Wasserwerfer auf dem Marktplatz: ein Bild, das erschreckt. Foto: Andreas Ros/r

Einzelhändler beklagen immense Verluste und bitten die Verantwortlichen um mehr Rücksicht und Sensibilität. Eine Lösung ist allerdings noch nicht in Sicht.

Wasserwerfer, bewaffnete und berittene Polizisten, Absperrungen und lautes Gegröle: Die Szenen, die sich an einem Samstag mitten im November vergangenen Jahres auf dem Stuttgarter Marktplatz während einer AfD-Kundgebung samt Gegendemonstrationen abgespielt haben, möchte eigentlich niemand sehen. Diese Bilder schrecken ab. Sie sorgen dafür, dass die Innenstadt an Attraktivität verliert. Und das bekommen auch die Einzelhändler zu spüren. Zwei von ihnen waren am Freitag zu Gast im Ausschuss für Wirtschaft und Wohnen des Gemeinderats, um gemeinsam mit Citymanager Sven Hahn über die Auswirkungen der vielen Demonstrationen auf den Handel zu berichten.

Alle Redner betonten, dass das Recht auf Demonstrationen ein wichtiges Gut sei, das bewahrt werden müsse. „Wir kommen heute auch nicht mit Forderungen zu Ihnen, sondern um vielleicht für ein bisschen mehr Sensibilität bei diesem Thema zu sorgen“, sagte Hahn.
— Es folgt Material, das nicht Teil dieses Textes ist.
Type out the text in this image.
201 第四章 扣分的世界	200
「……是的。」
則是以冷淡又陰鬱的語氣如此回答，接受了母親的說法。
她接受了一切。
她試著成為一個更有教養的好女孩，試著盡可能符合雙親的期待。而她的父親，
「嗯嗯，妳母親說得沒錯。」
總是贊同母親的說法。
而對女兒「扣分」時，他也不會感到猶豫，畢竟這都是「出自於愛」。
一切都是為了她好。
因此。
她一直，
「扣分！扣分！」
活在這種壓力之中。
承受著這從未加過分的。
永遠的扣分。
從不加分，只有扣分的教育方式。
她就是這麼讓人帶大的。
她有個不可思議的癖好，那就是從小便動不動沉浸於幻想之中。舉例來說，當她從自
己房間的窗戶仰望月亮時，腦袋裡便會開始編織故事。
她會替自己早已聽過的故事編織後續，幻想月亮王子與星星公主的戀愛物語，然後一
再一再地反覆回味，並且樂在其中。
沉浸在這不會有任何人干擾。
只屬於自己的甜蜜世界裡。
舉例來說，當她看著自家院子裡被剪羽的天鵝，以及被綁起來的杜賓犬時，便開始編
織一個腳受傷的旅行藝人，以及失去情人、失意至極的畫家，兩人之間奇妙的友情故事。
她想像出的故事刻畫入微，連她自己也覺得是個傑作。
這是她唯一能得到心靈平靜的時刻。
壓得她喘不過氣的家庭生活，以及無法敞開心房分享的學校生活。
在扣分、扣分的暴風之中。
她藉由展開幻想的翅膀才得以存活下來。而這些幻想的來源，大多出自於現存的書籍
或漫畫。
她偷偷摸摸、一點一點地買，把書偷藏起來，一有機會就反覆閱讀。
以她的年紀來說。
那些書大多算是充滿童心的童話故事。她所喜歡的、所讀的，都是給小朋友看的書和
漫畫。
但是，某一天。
Die rund 1500 bis 2000 Demonstrationen im Jahr würden aber Auswirkungen auf den Handel, die Kulturbetriebe und die Gastronomie haben. Viele Demonstrationen seien unproblematisch. Aber bei etwa 20 Prozent sei im Vorfeld schon klar, dass sie Konfliktpotenzial haben. Und das erschrecke vor allem freitags und samstags die Kundschaft – genau an den Tagen, an denen der Handel eigentlich Geld verdiene. „Entweder kommen die Kunden an solchen Tagen erst gar nicht in die Innenstadt oder sie verlassen fluchtartig das Haus, wenn es losgeht“, sagte Rainer Bartle, Geschäftsführer des Buchhauses Wittwer-Thalia. Er gehe davon aus, dass an solchen Tagen etwa 500 Kunden verloren gehen und konservativ gerechnet somit ein Umsatz in Höhe von 10 000 Euro fehle. Bei zehn Demonstrationen seien das schon 100 000 Euro. „Wir reden hier über echte Schäden, die wir nicht kompensieren können“, betonte Bartle.

Stadtverwaltung möchte helfen, hat aber wenig Spielraum

Thomas Breuninger, Geschäftsführer des Traditionsunternehmens Tritschler, geht für sein Geschäft sogar von einem noch größeren Verlust aus. „Zudem gibt es Demonstrationen, die den Leuten Angst machen und die langfristige Imageschäden verursachen“, sagte Breuninger. Vielleicht könne man sich über die Orte der Demonstrationen und über die Uhrzeiten noch einmal Gedanken machen. Müsse es denn immer der Kleine Schlossplatz, der Marktplatz oder die Königstraße am Nachmittag sein?

„Uns ist klar, dass der Einzelhandel erhebliche Einschränkungen in Kauf nehmen muss. Es ist immer ein Interessenskonflikt. Die Garantie der Versammlungsfreiheit muss aber gegeben sein“, erklärte Bürgermeister Thomas Fuhrmann. „Sie wissen ja, dass Demonstrationen nur angemeldet und nicht genehmigt werden müssen.“ Der Spielraum sei gering. Das sahen auch die Stadträte so, die auf das Amt für Öffentliche Ordnung und die Rechtssprechung verwiesen. „Heute werden wir keine Lösung finden. Aber es war wichtig, Ihre Sicht und Ihren Blickwinkel zu hören und zu verstehen“, sagte Fuhrmann. Auf jeden Fall wolle man das Thema weiter im Auge behalten.